Implementation Details

Components

The entity service is implemented in Python and comprises the following components:

  • A gunicorn/flask backend that implements the HTTP REST api.
  • Celery backend worker/s that do the actual work. This interfaces with the anonlink library.
  • An nginx frontend to reverse proxy the gunicorn/flask backend application.
  • A Minio object store (large files such as raw uploaded hashes, results)
  • A postgres database stores the linking metadata.
  • A redis task queue that interfaces between the flask app and the celery backend. Redis also acts as an ephemeral cache.

Each of these has been packaged as a docker image, however the use of external services (redis, postgres, minio) can be configured through environment variables. Multiple workers can be used to distribute the work beyond one machine - by default all cores will be used for computing similarity scores and encrypting the mask vector.

Continuous Integration Testing

We test the service using Jenkins. Every pull request gets deployed in the local configuration using Docker Compose, as well as in the production deployment to kubernetes.

At a high level the testing covers:

  • building the docker containers
  • deploying using Docker Compose
  • testing the tutorial notebooks don’t error
  • running the integration tests against the local deployment
  • running a benchmark suite against the local deployment
  • building and packaging the documentation
  • publishing the containers to quay.io
  • deploying to kubernetes
  • running the integration tests against the kubernetes deployment

All of this is orchestrated using the jenkins pipeline script at Jenkinsfile.groovy. There is one custom library which is n1-pipeline a collection of helpers that we created for common jenkins tasks.

The integration tests currently take around 30 minutes.

Testing Local Deployment

The docker compose file tools/ci.yml is deployed along with tools/docker-compose.yml.
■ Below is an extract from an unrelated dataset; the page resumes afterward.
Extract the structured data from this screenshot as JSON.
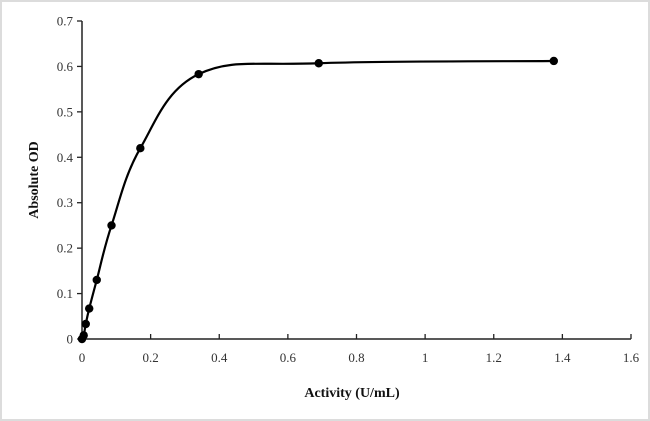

This simply defines an additional container (from the same backend image) which runs the integration tests after a short delay.

The logs from the various containers (nginx, backend, worker, database) are all collected, archived and are made available in the Jenkins UI for introspection.

Testing K8s Deployment

The kubernetes deployment uses helm with the template found in deployment/entity-service. Jenkins additionally defines the docker image versions to use and ensures an ingress is not provisioned. The deployment is configured to be quite conservative in terms of cluster resources. Currently this logic all resides in Jenkinsfile.groovy.

The k8s deployment test is limited to 30 minutes and an effort is made to clean up all created resources.

After a few minutes waiting for the deployment a Kubernetes Job is created using kubectl create.

This job includes a 1GiB persistent volume claim to which the results are written (as results.xml). During the testing the pytest output will be rendered in jenkins, and then the Job’s pod terminates. We create a temporary pod which mounts the same results volume and then we copy across the produced artifact for rendering in Jenkins. This dance is only necessary to retrieve files from the cluster to our Jenkins instance, it would be straightforward if we only wanted the stdout from each pod/job.